My Kind of Music

Author: James Seidler ’02

My parents were Deadheads. Sure, they had jobs and a house and drove a Ford Windstar in lieu of a psychedelic bus, but when I was growing up everything was suffused with endless, searching guitar solos and the pot-drenched drone of “Drums in Space.” Summer touring season entailed a weekend spent with my grandparents while my mom, dad, aunts and uncles camped, grooved and lived on grilled cheese sandwiches. The first concert I ever went to was a Grateful Dead show at Chicago’s New World Music Theater—my parents got me the tickets for my 10th birthday—and when Jerry Garcia died, we held a wake at our house, with a T-shirt featuring his face flown up on the flagpole and looping live sets giving us space to mourn.

I, on the other hand, always wanted to be a punk rocker. The difference between the two demonstrates exactly what music does for us. Buying a ticket to a concert the first time is like shipping that first rent check off to the landlord—it’s an investment in independence. The reason music has such a hold on us, particularly the music we listened to when we were young, is because bands and albums serve as some of the first building blocks used in the construction of our own identities. While you might not be able to choose the town you grow up in or how much money your parents make, you can say, “This is what I love,” whether “this” be Nirvana or Tupac or G. Love & Special Sauce or Shostakovich. “This is what defines me.”

So many of our firsts (beyond the stereotypical one) are associated with music. The first concert I bought my own ticket to was Tom Petty’s. He came to Notre Dame’s Joyce Center on his Dogs With Wings tour when I was 14 years old. I paid my way with paper-route money. While the concert was great, what lingers most is the freedom of being alone in the dark with friends, the realization that no one was looking over our shoulders, thus leaving us free to stand and scream and boast as we saw fit.

The first time I expanded my palate to include Ethiopian food was while killing time on Clark Street, where I now live, waiting to see Everclear at the Metro. It was after my first drive into Chicago—also my first time scrounging for quarters for the parking meter—and I ate with my hands, the sting from the spices making me cry. Later at the concert came my first time being drenched in beer by the jerk standing next to me; unfortunately, it was far from the last time that happened.

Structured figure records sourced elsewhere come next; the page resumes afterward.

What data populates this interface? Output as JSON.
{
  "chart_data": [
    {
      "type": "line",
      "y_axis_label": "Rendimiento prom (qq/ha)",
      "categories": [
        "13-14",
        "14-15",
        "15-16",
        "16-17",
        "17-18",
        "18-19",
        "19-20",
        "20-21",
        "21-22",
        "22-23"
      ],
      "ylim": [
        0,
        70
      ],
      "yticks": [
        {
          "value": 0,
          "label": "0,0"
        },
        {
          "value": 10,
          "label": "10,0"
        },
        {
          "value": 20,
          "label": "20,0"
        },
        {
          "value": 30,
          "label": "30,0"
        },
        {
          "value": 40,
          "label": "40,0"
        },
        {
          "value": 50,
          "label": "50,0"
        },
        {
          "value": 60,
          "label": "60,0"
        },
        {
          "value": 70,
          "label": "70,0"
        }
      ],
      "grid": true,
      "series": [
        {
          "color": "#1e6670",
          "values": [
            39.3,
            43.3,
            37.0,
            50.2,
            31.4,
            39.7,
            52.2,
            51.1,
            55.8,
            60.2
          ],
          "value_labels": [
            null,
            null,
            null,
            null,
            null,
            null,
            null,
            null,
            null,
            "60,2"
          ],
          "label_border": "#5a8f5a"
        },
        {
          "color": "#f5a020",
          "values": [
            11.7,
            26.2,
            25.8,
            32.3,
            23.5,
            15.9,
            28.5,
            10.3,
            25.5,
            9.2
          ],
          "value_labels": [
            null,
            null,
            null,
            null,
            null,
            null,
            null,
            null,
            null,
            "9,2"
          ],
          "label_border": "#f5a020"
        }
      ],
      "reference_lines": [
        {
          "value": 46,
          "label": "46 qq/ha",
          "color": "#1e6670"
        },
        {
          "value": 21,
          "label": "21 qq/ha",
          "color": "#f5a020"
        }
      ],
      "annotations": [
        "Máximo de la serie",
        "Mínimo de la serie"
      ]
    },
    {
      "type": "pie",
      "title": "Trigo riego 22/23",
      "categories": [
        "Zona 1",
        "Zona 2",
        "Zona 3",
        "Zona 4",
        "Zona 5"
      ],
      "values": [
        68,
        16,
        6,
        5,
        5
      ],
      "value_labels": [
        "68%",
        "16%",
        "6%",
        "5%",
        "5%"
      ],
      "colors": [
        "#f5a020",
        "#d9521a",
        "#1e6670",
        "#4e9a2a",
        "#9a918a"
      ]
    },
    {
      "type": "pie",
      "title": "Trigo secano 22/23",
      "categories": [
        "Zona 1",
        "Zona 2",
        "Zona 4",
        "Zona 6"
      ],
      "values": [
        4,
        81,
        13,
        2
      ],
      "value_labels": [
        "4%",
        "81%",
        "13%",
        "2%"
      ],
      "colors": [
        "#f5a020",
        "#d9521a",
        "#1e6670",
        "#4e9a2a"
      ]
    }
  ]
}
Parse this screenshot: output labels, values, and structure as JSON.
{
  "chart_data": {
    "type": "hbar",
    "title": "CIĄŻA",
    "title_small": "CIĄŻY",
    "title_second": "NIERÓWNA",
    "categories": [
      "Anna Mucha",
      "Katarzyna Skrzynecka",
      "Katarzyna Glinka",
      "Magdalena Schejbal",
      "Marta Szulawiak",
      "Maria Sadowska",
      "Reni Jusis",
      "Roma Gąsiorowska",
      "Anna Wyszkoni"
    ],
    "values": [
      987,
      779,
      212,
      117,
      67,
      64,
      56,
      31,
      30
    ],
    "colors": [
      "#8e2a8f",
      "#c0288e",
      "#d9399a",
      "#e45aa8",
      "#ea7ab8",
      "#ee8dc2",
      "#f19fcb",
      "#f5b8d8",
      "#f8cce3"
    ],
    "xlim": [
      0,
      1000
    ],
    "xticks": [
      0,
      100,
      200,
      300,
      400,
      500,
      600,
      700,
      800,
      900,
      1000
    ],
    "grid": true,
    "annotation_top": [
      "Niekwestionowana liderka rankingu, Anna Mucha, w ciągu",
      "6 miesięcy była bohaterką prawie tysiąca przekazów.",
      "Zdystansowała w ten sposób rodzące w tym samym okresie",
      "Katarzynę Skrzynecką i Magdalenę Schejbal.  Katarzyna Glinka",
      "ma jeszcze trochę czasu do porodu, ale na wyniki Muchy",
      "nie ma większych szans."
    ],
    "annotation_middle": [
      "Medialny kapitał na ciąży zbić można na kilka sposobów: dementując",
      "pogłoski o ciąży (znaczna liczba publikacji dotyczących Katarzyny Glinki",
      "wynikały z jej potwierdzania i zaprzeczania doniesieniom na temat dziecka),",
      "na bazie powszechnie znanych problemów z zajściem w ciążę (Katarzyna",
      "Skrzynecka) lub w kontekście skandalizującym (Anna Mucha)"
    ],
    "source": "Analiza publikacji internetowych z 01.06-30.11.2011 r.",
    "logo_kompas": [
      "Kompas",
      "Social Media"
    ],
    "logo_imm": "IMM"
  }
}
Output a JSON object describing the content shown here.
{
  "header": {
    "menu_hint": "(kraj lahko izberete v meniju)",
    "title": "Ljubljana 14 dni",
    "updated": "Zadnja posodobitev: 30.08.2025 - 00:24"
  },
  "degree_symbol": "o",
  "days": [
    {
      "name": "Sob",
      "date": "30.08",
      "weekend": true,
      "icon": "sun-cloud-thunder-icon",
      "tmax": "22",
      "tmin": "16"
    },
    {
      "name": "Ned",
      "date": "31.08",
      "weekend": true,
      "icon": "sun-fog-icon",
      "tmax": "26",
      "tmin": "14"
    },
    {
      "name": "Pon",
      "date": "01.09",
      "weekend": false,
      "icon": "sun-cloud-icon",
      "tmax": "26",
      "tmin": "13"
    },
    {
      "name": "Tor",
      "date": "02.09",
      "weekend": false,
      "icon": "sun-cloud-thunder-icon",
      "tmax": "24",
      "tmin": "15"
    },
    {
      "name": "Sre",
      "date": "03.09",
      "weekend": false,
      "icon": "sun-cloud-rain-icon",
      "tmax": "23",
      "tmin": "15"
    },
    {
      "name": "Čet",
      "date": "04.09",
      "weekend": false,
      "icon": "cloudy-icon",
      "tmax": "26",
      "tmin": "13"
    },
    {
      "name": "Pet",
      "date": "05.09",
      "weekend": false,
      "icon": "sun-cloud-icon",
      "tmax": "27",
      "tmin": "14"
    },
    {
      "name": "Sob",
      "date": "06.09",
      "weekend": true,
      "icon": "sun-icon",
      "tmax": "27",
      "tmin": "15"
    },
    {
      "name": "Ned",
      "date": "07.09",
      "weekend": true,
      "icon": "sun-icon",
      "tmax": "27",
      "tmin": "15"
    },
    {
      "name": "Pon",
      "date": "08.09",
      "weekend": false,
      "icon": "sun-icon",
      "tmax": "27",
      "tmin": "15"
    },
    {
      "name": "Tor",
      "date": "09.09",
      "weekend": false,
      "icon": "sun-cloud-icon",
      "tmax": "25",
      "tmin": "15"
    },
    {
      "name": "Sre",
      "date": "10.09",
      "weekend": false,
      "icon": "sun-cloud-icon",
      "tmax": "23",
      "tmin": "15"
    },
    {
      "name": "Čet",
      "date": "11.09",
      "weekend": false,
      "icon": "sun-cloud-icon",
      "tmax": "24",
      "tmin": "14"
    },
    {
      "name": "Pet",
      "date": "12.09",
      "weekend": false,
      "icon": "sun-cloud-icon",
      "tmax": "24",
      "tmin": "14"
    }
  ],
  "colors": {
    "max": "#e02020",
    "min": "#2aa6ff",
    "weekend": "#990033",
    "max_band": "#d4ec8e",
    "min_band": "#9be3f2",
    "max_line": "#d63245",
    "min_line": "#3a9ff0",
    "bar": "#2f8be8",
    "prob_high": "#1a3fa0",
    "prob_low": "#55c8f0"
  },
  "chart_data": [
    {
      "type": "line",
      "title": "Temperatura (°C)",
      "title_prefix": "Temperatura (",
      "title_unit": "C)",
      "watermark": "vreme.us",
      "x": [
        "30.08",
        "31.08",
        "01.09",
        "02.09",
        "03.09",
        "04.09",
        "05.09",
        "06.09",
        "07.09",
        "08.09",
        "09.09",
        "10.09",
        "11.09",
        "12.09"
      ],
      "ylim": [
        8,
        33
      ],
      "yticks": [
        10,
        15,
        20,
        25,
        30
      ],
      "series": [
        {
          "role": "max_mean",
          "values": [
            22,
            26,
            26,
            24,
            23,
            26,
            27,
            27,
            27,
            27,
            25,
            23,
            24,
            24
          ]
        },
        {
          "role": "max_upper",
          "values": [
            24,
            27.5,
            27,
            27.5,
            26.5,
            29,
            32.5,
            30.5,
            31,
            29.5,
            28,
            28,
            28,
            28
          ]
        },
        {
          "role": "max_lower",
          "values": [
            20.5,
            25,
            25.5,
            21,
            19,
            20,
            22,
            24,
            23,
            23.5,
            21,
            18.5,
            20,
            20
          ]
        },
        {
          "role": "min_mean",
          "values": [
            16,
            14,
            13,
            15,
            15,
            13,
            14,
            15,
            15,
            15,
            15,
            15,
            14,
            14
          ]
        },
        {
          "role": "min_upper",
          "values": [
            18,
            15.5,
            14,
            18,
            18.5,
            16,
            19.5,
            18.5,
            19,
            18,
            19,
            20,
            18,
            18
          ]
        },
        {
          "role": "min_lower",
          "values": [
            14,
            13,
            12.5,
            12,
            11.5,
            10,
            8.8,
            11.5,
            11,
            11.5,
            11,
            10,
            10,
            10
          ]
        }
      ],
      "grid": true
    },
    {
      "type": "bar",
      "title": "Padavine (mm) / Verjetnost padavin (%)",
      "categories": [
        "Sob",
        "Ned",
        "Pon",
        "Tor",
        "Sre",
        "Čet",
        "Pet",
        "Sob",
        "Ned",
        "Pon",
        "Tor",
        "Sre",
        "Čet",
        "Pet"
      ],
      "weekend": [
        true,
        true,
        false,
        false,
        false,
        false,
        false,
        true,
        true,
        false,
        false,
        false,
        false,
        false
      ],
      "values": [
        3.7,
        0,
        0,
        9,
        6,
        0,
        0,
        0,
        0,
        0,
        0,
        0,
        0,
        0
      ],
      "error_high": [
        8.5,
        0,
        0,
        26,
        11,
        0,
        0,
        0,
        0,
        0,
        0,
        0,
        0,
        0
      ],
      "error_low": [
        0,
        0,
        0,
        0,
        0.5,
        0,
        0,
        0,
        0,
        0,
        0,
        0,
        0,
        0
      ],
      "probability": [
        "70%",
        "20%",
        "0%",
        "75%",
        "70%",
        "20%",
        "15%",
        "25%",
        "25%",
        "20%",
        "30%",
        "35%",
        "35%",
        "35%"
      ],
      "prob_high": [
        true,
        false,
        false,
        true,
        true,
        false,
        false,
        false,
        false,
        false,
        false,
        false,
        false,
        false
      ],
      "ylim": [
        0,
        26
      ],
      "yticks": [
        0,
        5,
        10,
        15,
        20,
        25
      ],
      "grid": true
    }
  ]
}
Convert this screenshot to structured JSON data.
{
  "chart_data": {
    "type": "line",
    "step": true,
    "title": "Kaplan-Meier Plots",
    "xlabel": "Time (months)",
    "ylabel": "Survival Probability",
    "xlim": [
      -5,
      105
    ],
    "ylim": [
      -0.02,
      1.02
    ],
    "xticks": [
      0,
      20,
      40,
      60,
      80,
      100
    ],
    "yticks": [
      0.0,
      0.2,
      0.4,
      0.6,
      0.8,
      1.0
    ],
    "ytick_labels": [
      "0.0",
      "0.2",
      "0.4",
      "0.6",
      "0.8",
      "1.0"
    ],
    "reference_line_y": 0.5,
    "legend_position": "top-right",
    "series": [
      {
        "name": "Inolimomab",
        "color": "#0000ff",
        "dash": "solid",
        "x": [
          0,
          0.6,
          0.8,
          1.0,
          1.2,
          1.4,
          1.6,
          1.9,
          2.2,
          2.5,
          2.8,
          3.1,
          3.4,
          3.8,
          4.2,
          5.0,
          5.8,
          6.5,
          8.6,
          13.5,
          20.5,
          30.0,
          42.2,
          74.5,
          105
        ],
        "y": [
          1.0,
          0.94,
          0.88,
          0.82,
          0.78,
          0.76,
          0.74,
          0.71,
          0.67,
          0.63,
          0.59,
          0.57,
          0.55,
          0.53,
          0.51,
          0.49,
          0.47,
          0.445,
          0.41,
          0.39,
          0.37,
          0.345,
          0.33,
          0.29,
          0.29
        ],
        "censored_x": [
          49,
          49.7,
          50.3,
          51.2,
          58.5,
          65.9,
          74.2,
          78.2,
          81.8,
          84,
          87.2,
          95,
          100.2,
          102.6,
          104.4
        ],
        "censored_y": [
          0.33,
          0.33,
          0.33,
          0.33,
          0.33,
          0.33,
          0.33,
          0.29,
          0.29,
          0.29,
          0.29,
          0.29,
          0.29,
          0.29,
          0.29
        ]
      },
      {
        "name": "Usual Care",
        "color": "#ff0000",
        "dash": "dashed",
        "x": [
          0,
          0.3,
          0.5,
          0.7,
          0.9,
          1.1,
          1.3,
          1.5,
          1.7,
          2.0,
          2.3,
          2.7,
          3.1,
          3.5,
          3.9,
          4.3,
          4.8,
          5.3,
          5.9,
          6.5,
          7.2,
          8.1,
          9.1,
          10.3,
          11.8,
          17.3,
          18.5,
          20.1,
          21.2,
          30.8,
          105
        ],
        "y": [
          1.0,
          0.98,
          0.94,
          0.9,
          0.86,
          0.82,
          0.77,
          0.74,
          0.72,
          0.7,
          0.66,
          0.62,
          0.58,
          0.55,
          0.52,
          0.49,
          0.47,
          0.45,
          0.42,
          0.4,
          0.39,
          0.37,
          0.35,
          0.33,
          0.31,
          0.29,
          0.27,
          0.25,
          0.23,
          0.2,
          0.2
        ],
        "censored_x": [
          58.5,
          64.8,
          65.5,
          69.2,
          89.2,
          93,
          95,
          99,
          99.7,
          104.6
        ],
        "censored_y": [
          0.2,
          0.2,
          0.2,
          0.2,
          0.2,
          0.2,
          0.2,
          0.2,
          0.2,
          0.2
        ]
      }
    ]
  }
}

The first time I told my mother instead of asking was when the Stone Temple Pilots played at Rosemont Horizon. Too young to drive, I’d walked into my trigonometry class with an extra ticket and without any means of transportation; I walked out having convinced my high school valedictorian to drive to the show, using her grade point average as a shield against my mother’s worries about the hazards of spontaneity.

The first time I slept out in the open was in the parking lot of a Furthur Festival, a collaboration of Dead survivors and like-minded musicians, in Noblesville, Indiana. I’d left home without knowing where I was going to sleep that night (a first) and ended up sprawled out next to a fire built at a friend’s campsite, surrounded by the siren calls of pot salesman and drum circles. I shivered through the night and woke up to ash at sunrise. It was still early, but it was time to go home.

All of these firsts combined in my mind to forge the great teenage realization that there was a life outside my hometown which I could chase down and make my own. Growing up in South Bend means that Notre Dame is less a place of awe than part of my home, and a dull home at that, with fundamentalists’ letters swelling the local op-ed pages and no outlet for the movies I’d dream about every Friday after reading the Chicago Tribune. Occasionally a band would roar in, sucking up all of the oxygen in its arrival and reminding me that, yes, there was more to life than the place you grew up in. Wilco burned into Stepan Center when I was 16; I’ve been scorched ever since.

When I applied to Notre Dame, I wasn’t sure if I wanted to go. Beyond the prospect of being rutted at home while my friends moved on to new places, I was concerned about the school’s character, whether it would be too conservative, too wealthy, too stultifying. As a kind of test, I decided to write my admissions essay, which was supposed to detail a piece of art that was significant to me, on the Velvet Underground’s song “Heroin.” I filled the page (pretentiously, I’m sure) with drugs and death and transcendence and freedom, figuring that if they couldn’t accept my music—if they couldn’t accept me—then I didn’t want to be there. They did accept me, though, and I went. On move-in day, all of my music, including a few Dead CDs, was packed with me. I arranged it carefully in my new space, ready to embrace a whole new realm of firsts.

James Seidler is a writer living in Chicago, where he doesn’t catch new bands visiting the Metro nearly as often as he should.